I decided to go to the mall, if only to say I've gone to the mall by myself, and got back on the road. Getting back to the mall is much faster than getting away from it. I parked between Longhorn Steakhouse and Macy's. When I walked into Macy's, I felt like a new woman. I had gone to the mall alone. It's such an amazing feeling, knowing what I just did all by myself, and that I can take my time and go wherever I want and no one cares. I hung around the mall for a while and got some presents, then decided to go check out the new Wal-Mart to get a gift card for my grandmother. Sure, I could have done this in Falmouth (near where I live). But this one is big and new. And I could have gone there the first time I went down that way. But I hadn't thought of it yet.
This took FOREVER. The traffic was much worse by that point and I was stuck there so long. But I had my mix CDs and the radio to keep me occupied and I was enjoying myself. The new Wal-Mart, incidentally, is not worth this trouble. It's a large Wal-Mart. Where Tide is almost $14. To hell with that. But I did get the gift card.

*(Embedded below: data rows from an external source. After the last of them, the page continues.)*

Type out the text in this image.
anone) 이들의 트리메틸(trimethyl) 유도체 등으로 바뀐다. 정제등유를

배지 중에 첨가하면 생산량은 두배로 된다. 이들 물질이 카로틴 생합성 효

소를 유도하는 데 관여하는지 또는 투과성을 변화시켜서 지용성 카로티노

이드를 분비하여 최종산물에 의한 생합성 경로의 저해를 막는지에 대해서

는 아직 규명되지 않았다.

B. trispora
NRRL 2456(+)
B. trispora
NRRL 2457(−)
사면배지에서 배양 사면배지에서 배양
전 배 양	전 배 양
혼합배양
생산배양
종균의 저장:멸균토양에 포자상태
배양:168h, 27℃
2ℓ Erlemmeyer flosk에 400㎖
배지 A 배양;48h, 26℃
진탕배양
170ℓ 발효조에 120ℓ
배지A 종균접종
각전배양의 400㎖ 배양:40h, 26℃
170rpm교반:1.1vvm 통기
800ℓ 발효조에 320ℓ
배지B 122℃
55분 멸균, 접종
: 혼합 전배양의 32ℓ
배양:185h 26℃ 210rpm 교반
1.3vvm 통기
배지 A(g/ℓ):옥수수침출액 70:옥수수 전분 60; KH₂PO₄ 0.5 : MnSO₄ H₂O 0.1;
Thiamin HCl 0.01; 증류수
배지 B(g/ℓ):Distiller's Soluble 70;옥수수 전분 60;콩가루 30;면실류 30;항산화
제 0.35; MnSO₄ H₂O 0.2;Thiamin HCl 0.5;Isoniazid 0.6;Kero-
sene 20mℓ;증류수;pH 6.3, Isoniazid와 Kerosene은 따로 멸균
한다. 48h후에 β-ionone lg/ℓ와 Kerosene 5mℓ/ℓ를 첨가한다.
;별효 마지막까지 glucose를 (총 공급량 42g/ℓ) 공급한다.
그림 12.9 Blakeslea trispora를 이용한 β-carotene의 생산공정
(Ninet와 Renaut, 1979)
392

I opted to go home after that, since, you know, I was out of places to go. So yes, I left the mall at 4:30. That's fun. And I had to get on 295 on this new loop that looks absolutely terrifying. I've never ever done that before. Since it looks terrifying. But it's not like I had a choice - just take a deep breath and do it. And I did. And it was fine. I got home about 5:00, rushed my presents up into my bedroom closet, and now I can just hang out and work on a scarf I'm making for a gift, knowing all my other shopping is done. I had an AWESOME day. I feel like such a grown up. And I feel like I know a hell of a lot more about driving than I had let myself realize. I navigated Portland, compensated for not being able to park somewhere, PARALLEL PARKED, merged, passed, and drove fast. It was fantastic.